I decided to live in this numbers game for a while. It coincided with me getting seriously ill (which turned out to be a long-term thing), so with so much time on my hands, I played the numbers game for a long time and wrote at least a couple of songs a week. This is how I amassed the song mountain from which all Farewell Horizontal albums are begat. If you are a songwriter, I recommend this, because it really will be quite a thrill for you to go to bed tonight enjoying a song stuck in your head that literally doesn't exist right now.


Churning them out won't guarantee they're all good, but the bad songs still function as good practice. Over time you just learn more tricks to liven up a dead-sounding idea. You realise that you don't have to sing the same melody four times in a row in each section. You can vary the third one. You can cut the fourth one off and just have three lines. You can throw in a random key change the moment things get boring. You can stop singing about a lost love and start singing about chicken sexing instead. It's up to you. You are the God of this little universe's creation story, and this process of sitting around in your room throwing metaphorical shit at the wall is you saying "Let there be light". It doesn't matter if it sucks, because nobody else ever has to hear it.


^ This guy knows it.


I feel like I have nailed the art of the old-school pop song structure now, and that any shortfall in quality between what I do compared with what, say, The Kinks did is not due to my lack of training, at least. I can write pop songs in the classic rock style.


New pop is different, though. In recent years I have tried to write modern pop, e.g. POPPY pop - not the pop-rock-shaped alternative stuff Farewell Horizontal releases, but the kind of built-for-stadiums, music-for-the-people stuff that Taylor Swift and the Weeknd and co do. I must have tried to write 50-100 such songs. You know how many DON’T suck? None. Not a single one of them is even OKAY, let alone good, let alone great. Being a Determinator, I don't quit, but I seriously wonder if I should. I feel embarrassed - nay, disgusted - to write such shitty music. I don't imagine I'd have so much trouble writing a CLASSICAL SYMPHONY as I do writing a mass-market-perfect pop song. It really is that difficult. Part of it's the "track and topline" method with its inflexibly looping track as opposed to the relatively free-form "guitar and notepad" method. Part of it's that I just don't know how to articulate the feelings of millions; I have made a point of going for the most obscure and unflattering point of view, which I’ve built a style out of and find hard to get away from. (If YOU, reader, are a songwriter looking for collaborations on modern pop songs, please get in touch; see the contact page. I think I could cowrite such a song; it's just not something I can pull off alone.)


I almost have a problem nowadays where my obsession with pop structure has gone too far, and I can't help but conceptualise every new musical idea I have as a pop melody, and shape it like one. This is dangerous: I don’t want to straitjacket my less poppy ideas. Sometimes I go through consciously mind-broadening stages where I avoid melody completely, and focus on texture, beats, ambience and try to see music from other perspectives.
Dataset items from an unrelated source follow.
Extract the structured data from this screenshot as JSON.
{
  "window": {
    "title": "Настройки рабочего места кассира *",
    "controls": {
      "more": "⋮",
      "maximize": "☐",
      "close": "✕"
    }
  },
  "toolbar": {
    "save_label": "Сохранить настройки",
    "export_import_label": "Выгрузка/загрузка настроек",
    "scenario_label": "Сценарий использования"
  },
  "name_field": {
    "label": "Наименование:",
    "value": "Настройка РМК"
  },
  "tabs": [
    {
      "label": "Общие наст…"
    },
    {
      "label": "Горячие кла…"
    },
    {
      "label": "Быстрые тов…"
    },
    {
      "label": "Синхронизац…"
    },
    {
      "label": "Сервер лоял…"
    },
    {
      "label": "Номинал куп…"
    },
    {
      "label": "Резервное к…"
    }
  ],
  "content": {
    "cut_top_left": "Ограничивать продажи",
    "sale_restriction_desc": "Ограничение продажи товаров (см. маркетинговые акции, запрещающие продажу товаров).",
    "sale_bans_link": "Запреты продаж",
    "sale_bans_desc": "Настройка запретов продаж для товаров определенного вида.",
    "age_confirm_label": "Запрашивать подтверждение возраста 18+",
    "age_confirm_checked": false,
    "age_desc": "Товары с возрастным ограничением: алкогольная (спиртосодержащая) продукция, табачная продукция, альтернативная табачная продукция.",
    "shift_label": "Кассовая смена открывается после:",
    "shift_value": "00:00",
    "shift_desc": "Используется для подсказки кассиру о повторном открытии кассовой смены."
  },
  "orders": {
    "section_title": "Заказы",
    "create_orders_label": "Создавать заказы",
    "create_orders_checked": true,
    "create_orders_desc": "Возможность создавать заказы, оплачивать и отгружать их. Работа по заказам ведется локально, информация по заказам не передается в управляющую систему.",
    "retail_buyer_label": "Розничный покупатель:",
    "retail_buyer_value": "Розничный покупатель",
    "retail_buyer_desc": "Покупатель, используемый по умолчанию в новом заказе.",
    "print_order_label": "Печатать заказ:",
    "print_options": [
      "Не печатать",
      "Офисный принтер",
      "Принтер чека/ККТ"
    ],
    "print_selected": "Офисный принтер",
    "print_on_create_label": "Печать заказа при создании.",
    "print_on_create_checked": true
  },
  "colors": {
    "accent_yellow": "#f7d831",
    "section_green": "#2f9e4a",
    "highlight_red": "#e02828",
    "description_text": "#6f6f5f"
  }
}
I'm currently working on a soundtrack project that throws away the need for an earworm, or even a discernible rhythmic pulse altogether. It's refreshing. You can write a million ways.


But ultimately, I always come back to the pop song as my main inspiration, because when I turn on music for my enjoyment, I usually want it to have strong melodies, with big guitars and drums, and a song structure that doesn’t fuck around. Which makes it difficult to find new artists to listen to, because I’m always at a loss to find new ones who meet this very basic criteria.